Personal information
- Full name: William Parsons Alexander
- Date of birth: 19 January 1877
- Place of birth: Barcelona, Catalonia, Spain
- Date of death: Unknown
- Place of death: Barcelona, Catalonia, Spain
- Position: Forward

Senior career*
- Years: Team / Apps / (Gls)
- 1895: Sociedad de Foot-Ball de Barcelona / 3 / (0)
- 1899: Team Anglès / +1 / (0)
- 1899–1900: FC Barcelona / 1 / (0)

= William Parsons (footballer) =

Spanish footballer

William Parsons Alexander (19 January 1877 – Unknown) was an Anglo-Spanish footballer who is best known for being, along with his brother John, one of the founders of FC Barcelona in 1899. He served as the club's vice-captain in 1899 and 1900, though he never played a match for the club. He was also one of the founders of the Real Club de Tenis Barcelona.

==Early life==
His family, of English origins, settled in Barcelona in 1870, where Parsons was born on 19 January 1877. He was known in Catalonia as Guillermo, which was a rendering of his English name into Spanish.

==Sporting career==
===Barcelona Cricket Club===
In the early 1890s, Parsons and his younger brother William became members of the British Club de Barcelona, where they practiced several modalities such as cricket with the Barcelona Cricket Club.

===Sociedad de Foot-Ball de Barcelona===
Together with his brother John, he was one of the first pioneers of football in Catalonia, joining Sociedad de Foot-Ball de Barcelona in 1895, a team made up of a group of football pioneers who had been playing in Catalonia since 1893. On 27 January 1895, Parsons was one of 16 footballers who featured in the first football match played in Bonanova, scoring a hat-trick to help the Blues to a 4–1 win over a Red team that featured his older brother. On 2 February 1895, he played a match for Barcelona against Asociación de Foot-Ball de Torelló, which was the very first time that teams from two different cities played against each other in Catalonia, and he rose to the occasion, scoring once in an 8–3 local win.

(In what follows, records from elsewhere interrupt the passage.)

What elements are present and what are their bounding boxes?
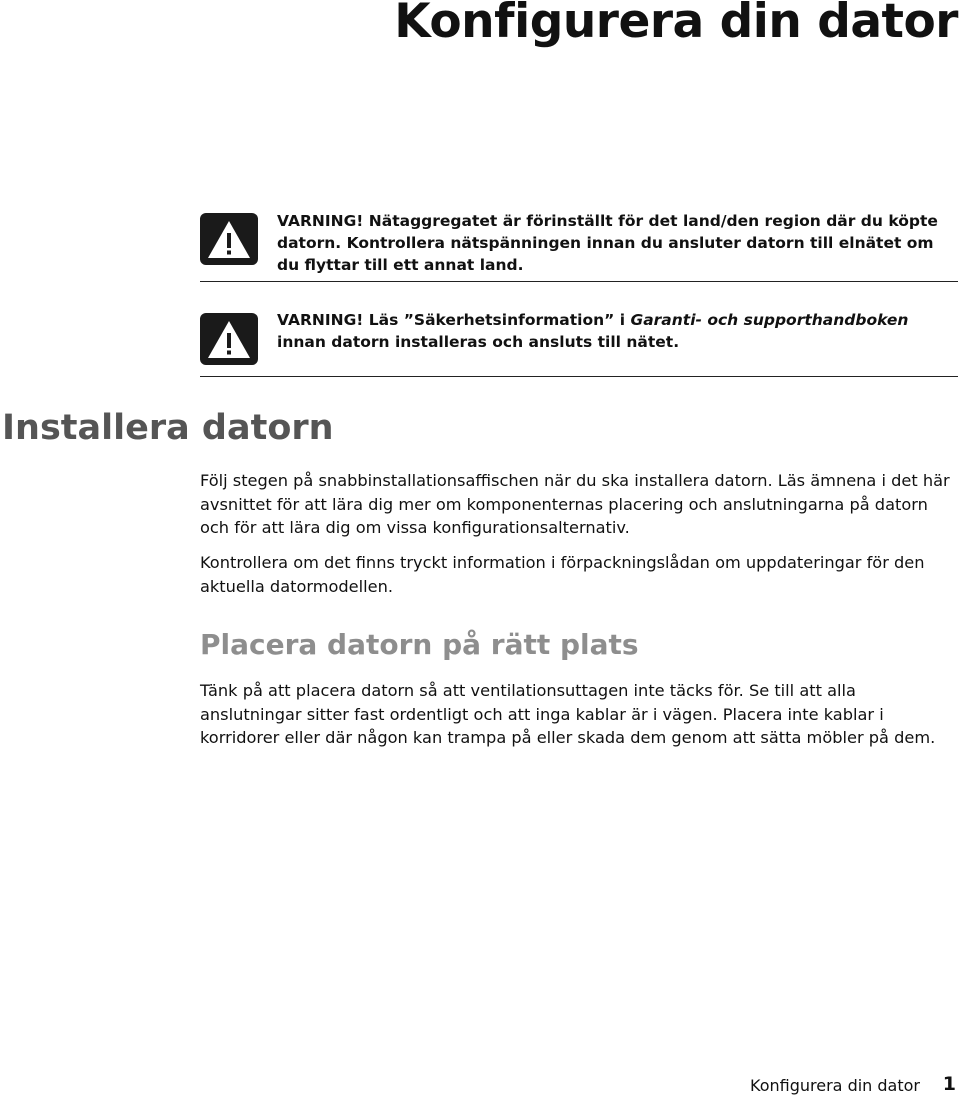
- footer-chapter-label: Konfigurera din dator: [750, 1076, 920, 1095]
- subsection-title: Placera datorn på rätt plats: [200, 628, 639, 661]
- section-paragraph: Följ stegen på snabbinstallationsaffischen när du ska installera datorn. Läs ämnena i det här avsnittet för att lära dig mer om komponenternas placering och anslutningarna på datorn och för att lära dig om vissa konfigurationsalternativ.: [200, 471, 950, 537]
- section-title: Installera datorn: [2, 408, 334, 448]
- warning-box-power-supply: [200, 207, 958, 282]
- section-paragraph: Kontrollera om det finns tryckt information i förpackningslådan om uppdateringar för den aktuella datormodellen.: [200, 553, 925, 596]
- warning-text-safety: VARNING! Läs ”Säkerhetsinformation” i Garanti- och supporthandboken innan datorn installeras och ansluts till nätet.: [277, 311, 909, 351]
- warning-triangle-icon: [200, 213, 258, 265]
- warning-box-safety: [200, 306, 958, 377]
- footer-page-number: 1: [942, 1073, 956, 1095]
- handbook-title: Garanti- och supporthandboken: [630, 311, 909, 329]
- warning-triangle-icon: [200, 313, 258, 365]
- page-title: Konfigurera din dator: [394, 0, 958, 49]
- warning-text-power-supply: VARNING! Nätaggregatet är förinställt för det land/den region där du köpte datorn. Kontrollera nätspänningen innan du ansluter datorn till elnätet om du flyttar till ett annat land.: [277, 212, 938, 274]
- subsection-paragraph: Tänk på att placera datorn så att ventilationsuttagen inte täcks för. Se till att alla anslutningar sitter fast ordentligt och att inga kablar är i vägen. Placera inte kablar i korridorer eller där någon kan trampa på eller skada dem genom att sätta möbler på dem.: [200, 681, 936, 747]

Parsons played several friendly matches at Can Tunis and a few others at Bonanova between 1892 and 1895, where he stood out as a great goal scorer, however, due to the little statistical rigor that the newspapers had at that time, the exact number of goals he netted is unknown. Despite some encouraging first steps, this society was never officially established and when its founder and captain James Reeves returned to the United Kingdom in the autumn of 1895, it was the Catalans and the Parsons brothers who took the reins of the team, but without Reeves, the entity soon declined, collapsed and seems to disappear around 1896. Football in the city then crosses its first crisis which lasted three years from 1896 until 1899, with the Parsons playing an important role in the sport's return to the city, helping with the creations of Team Anglès and FC Barcelona, both in 1899.

===FC Barcelona===
In 1899, Parsons and his brother were among the twelve men who attended the infamous meeting held at the Gimnasio Solé on 29 November 1899 which saw the birth of Foot-Ball Club Barcelona. However, in Barcelona's official debut on 8 December 1899, the two Parsons brothers played for the rival team, Team Anglès, which consisted of members of the British colony living in Barcelona, such as the two of them and the Witty brothers (Arthur and Ernest), helping Anglès to a 1–0 win.

Five days later, on 13 December 1899, the Blaugrana team merged with the Team Anglès, which led to the expansion of Barça's board of directors with his brother John becoming the vice-president of the club while still being a footballer, and William was appointed the vice-captainancy of the team. However, he never managed to defend that responsibility on the playing field because in February 1900, he left for Manila for family reasons, leaving the vice-captaincy of Barcelona in the hands of Ernest Witty.